ECLI:NL:CRVB:2009:BI2319

Centrale Raad van Beroep

Datum uitspraak
24 april 2009
Publicatiedatum
5 april 2013
Zaaknummer
07-5141 WAO
Instantie
Centrale Raad van Beroep
Type
Uitspraak
Rechtsgebied
Bestuursrecht; Socialezekerheidsrecht
Procedures
  • Hoger beroep
Vindplaatsen
  • Rechtspraak.nl
AI samenvatting door LexboostAutomatisch gegenereerd

Intrekking van WAO-uitkering en medische beoordeling van beperkingen

In deze zaak gaat het om het hoger beroep van appellant tegen de uitspraak van de rechtbank Zutphen, waarin de intrekking van zijn WAO-uitkering door het Uwv werd bevestigd. Appellant, die in 1995 uitviel met oogklachten, had eerder een uitkering ontvangen op basis van een arbeidsongeschiktheid van 80 tot 100%. Na een herbeoordeling door het Uwv, waarbij de arts F.J. Moet de medische situatie van appellant onderzocht, werd geconcludeerd dat appellant duurzaam benutbare mogelijkheden had, maar beperkt was door oog-, schouder- en psychische klachten. De arbeidsdeskundige M.T. Daling stelde vast dat er geen verlies aan verdiencapaciteit was en het Uwv trok de uitkering per 10 april 2006 in.

In de bezwaarfase bevestigde de bezwaarverzekeringsarts A. Laros het oordeel van de primaire arts en verklaarde het bezwaar van appellant ongegrond.

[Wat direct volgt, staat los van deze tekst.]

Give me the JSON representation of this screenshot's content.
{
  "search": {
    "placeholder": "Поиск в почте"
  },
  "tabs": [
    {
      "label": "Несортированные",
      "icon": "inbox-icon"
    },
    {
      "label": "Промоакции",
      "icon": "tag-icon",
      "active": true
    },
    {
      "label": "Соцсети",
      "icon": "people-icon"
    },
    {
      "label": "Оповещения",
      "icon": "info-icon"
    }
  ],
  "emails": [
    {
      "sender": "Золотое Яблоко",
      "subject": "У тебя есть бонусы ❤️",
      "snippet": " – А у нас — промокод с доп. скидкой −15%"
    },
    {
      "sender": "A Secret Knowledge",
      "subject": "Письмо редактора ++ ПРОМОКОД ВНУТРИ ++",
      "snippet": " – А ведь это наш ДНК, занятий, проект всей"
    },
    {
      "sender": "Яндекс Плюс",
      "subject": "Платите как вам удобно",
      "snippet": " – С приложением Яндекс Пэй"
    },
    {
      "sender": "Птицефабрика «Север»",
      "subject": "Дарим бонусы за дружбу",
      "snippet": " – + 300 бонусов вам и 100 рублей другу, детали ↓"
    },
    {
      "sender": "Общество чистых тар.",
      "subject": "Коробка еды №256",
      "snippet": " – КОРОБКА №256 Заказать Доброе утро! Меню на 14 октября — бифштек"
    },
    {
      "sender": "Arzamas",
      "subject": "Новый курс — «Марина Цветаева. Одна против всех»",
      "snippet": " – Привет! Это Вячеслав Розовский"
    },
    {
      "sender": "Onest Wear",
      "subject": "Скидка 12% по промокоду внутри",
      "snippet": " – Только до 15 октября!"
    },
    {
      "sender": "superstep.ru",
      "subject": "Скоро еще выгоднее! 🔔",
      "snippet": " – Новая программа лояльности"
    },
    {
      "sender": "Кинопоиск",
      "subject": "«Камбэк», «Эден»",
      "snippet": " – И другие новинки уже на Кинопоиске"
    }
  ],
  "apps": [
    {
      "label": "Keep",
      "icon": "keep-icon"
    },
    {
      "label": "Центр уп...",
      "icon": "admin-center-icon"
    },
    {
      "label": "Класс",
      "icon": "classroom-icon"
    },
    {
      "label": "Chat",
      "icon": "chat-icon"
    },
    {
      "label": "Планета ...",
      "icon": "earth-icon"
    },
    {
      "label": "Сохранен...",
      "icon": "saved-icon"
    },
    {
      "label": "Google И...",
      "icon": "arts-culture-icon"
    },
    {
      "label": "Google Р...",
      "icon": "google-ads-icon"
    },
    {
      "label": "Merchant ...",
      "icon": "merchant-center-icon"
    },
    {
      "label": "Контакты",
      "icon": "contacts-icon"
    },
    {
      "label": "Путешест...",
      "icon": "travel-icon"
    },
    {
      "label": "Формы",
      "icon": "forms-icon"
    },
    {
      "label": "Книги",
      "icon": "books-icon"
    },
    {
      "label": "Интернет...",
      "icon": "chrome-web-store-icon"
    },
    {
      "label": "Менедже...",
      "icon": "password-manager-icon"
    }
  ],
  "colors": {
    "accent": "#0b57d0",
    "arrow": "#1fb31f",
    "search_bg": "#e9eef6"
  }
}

De rechtbank Zutphen oordeelde dat het medisch onderzoek zorgvuldig was uitgevoerd en dat het Uwv een juist beeld had van de beperkingen van appellant. Appellant ging in hoger beroep en voerde aan dat zijn gezondheidssituatie onjuist was ingeschat en verzocht om een deskundige aan te wijzen.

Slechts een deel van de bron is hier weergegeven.